Elbette Sander MTAL’de olanlar yanıtı beklenen birkaç soruya sığdırılmaya çalışılan sorunlardan ibaret değildi. Bunların yanı sıra karşılığında hiçbir belge verilmeksizin öğrencilere satılan önlükler ve staj defterleri de vardı. Keza öğrencilerin öğle yemeği yiyecek bir yerlerinin bile olmadığı sorunu da…

Aslında hem önlük sorunu hem de yemek sorunu Sander MTAL’de yaşananları özetler nitelikteydi. Örneğin; okulda Tekstil Bölümü vardı ama öğrenci önlüğü bile dikilemiyordu. Ve dışarıdan bir firmayla anlaşılıp 80-90 lira olduğu ileri sürülen önlükler öğrencilere 130 liraya satılıyordu.

Peki; aradaki yüzde 45 ila yüzde 60 arasında değişen fark kimin ya da kimlerin cebine giriyordu? Kimler Allah bereket versin, diyordu? Alınan ücretler karşılığında herhangi bir belge de verilmediği için bunları saptamak kolay değildi elbette.

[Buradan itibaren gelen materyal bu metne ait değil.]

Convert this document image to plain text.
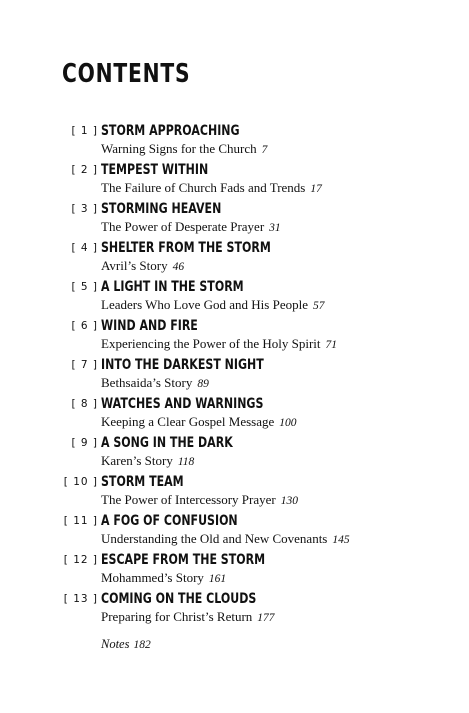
CONTENTS
[ 1 ] STORM APPROACHING
Warning Signs for the Church 7
[ 2 ] TEMPEST WITHIN
The Failure of Church Fads and Trends 17
[ 3 ] STORMING HEAVEN
The Power of Desperate Prayer 31
[ 4 ] SHELTER FROM THE STORM
Avril’s Story 46
[ 5 ] A LIGHT IN THE STORM
Leaders Who Love God and His People 57
[ 6 ] WIND AND FIRE
Experiencing the Power of the Holy Spirit 71
[ 7 ] INTO THE DARKEST NIGHT
Bethsaida’s Story 89
[ 8 ] WATCHES AND WARNINGS
Keeping a Clear Gospel Message 100
[ 9 ] A SONG IN THE DARK
Karen’s Story 118
[ 10 ] STORM TEAM
The Power of Intercessory Prayer 130
[ 11 ] A FOG OF CONFUSION
Understanding the Old and New Covenants 145
[ 12 ] ESCAPE FROM THE STORM
Mohammed’s Story 161
[ 13 ] COMING ON THE CLOUDS
Preparing for Christ’s Return 177
Notes 182
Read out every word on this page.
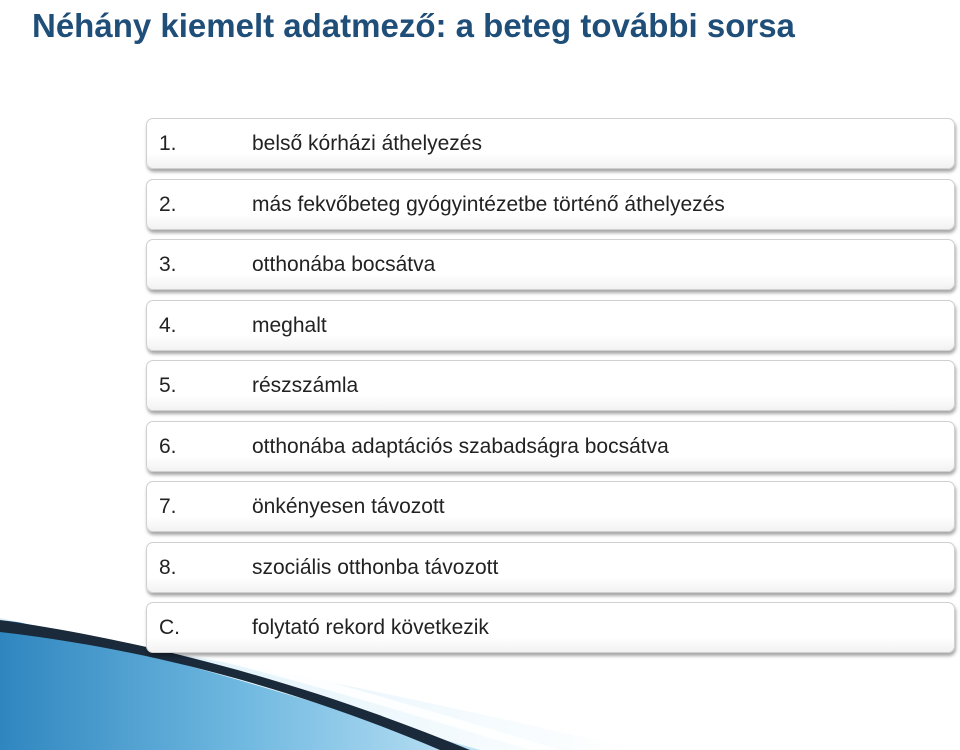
Néhány kiemelt adatmező: a beteg további sorsa
1.	belső kórházi áthelyezés
2.	más fekvőbeteg gyógyintézetbe történő áthelyezés
3.	otthonába bocsátva
4.	meghalt
5.	részszámla
6.	otthonába adaptációs szabadságra bocsátva
7.	önkényesen távozott
8.	szociális otthonba távozott
C.	folytató rekord következik
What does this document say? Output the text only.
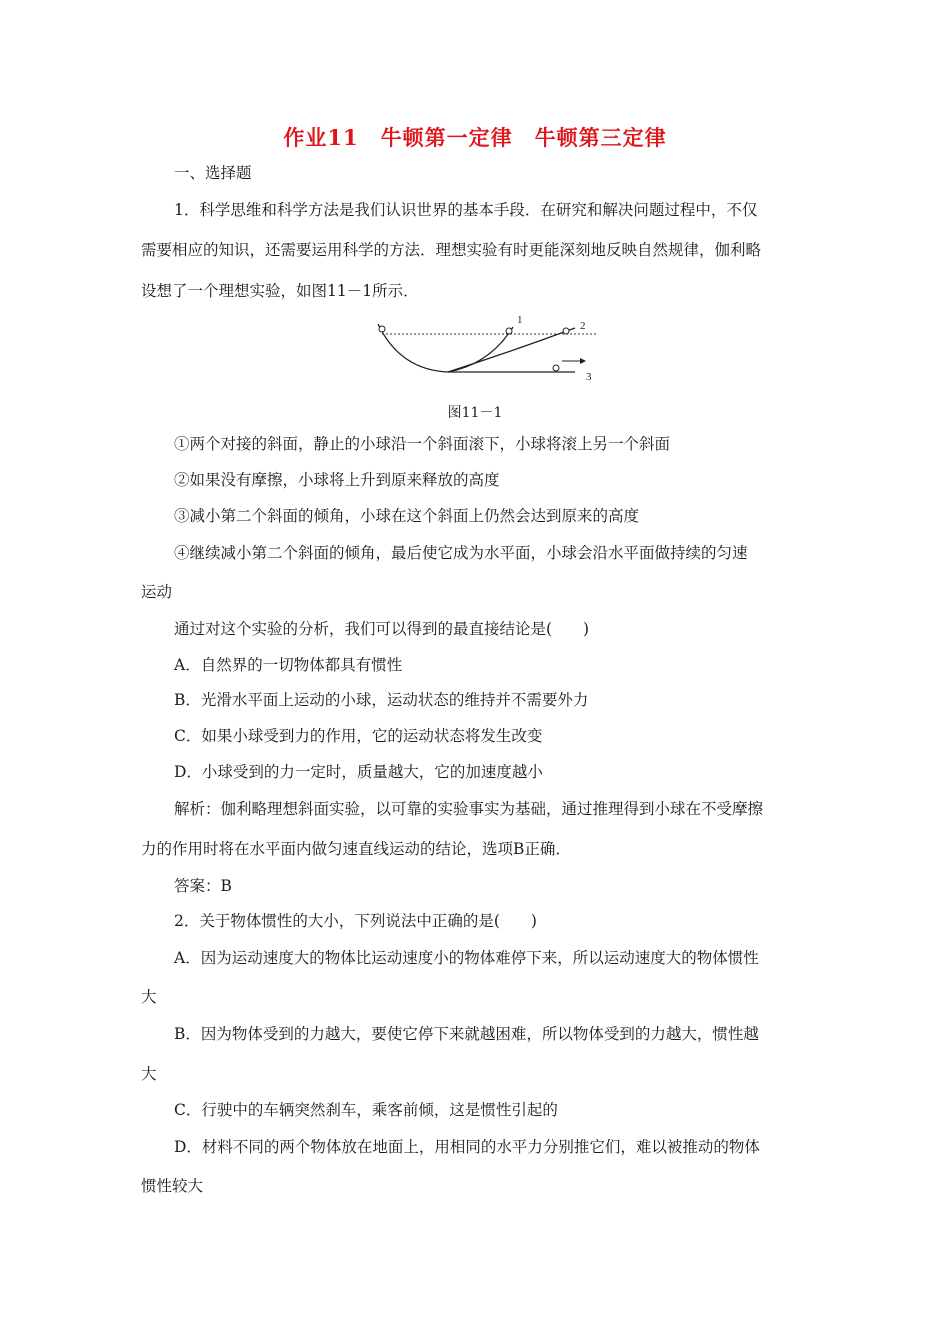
作业11　牛顿第一定律　牛顿第三定律
一、选择题
1．科学思维和科学方法是我们认识世界的基本手段．在研究和解决问题过程中，不仅
需要相应的知识，还需要运用科学的方法．理想实验有时更能深刻地反映自然规律，伽利略
设想了一个理想实验，如图11－1所示．
1	2
3
图11－1
①两个对接的斜面，静止的小球沿一个斜面滚下，小球将滚上另一个斜面
②如果没有摩擦，小球将上升到原来释放的高度
③减小第二个斜面的倾角，小球在这个斜面上仍然会达到原来的高度
④继续减小第二个斜面的倾角，最后使它成为水平面，小球会沿水平面做持续的匀速
运动
通过对这个实验的分析，我们可以得到的最直接结论是(　　)
A．自然界的一切物体都具有惯性
B．光滑水平面上运动的小球，运动状态的维持并不需要外力
C．如果小球受到力的作用，它的运动状态将发生改变
D．小球受到的力一定时，质量越大，它的加速度越小
解析：伽利略理想斜面实验，以可靠的实验事实为基础，通过推理得到小球在不受摩擦
力的作用时将在水平面内做匀速直线运动的结论，选项B正确．
答案：B
2．关于物体惯性的大小，下列说法中正确的是(　　)
A．因为运动速度大的物体比运动速度小的物体难停下来，所以运动速度大的物体惯性
大
B．因为物体受到的力越大，要使它停下来就越困难，所以物体受到的力越大，惯性越
大
C．行驶中的车辆突然刹车，乘客前倾，这是惯性引起的
D．材料不同的两个物体放在地面上，用相同的水平力分别推它们，难以被推动的物体
惯性较大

Bunun yanı sıra benzer bir durum, öğrenci staj defterleri için de geçerliydi. İddialara göre, okul dışında fiyatı 15-20 lira arasında değişen bu defterler, yine herhangi bir makbuz verilmeksizin öğrencilere, yaklaşık 100 liraya satılıyordu.

Okulda Yiyecek İçecek Hizmetleri bölümü vardı. Ama öğrencilere bir tas çorba çıkaracak durumda bile değildi. Çünkü bölüm, aylardır faaliyete geçmediği için tüm araç gereçler toz toprak içinde öylesine bekliyordu.

Peki; kantin? Ne yazık ki o da yakın zamana kadar yoktu. Var olduğu günden itibaren ise iddialara göre yalnızca simit satmaya başlamıştı. Yani öğrencilerin kantinden alıp yiyebilecekleri de simitle sınırlıydı.

Peki; bu koşullarda ne yapsın öğrenciler? Ellerini açıp, MEB’in “ulufe tarlası”nda arz-ı endam eyleyen Güneş’e dua mı etsinler?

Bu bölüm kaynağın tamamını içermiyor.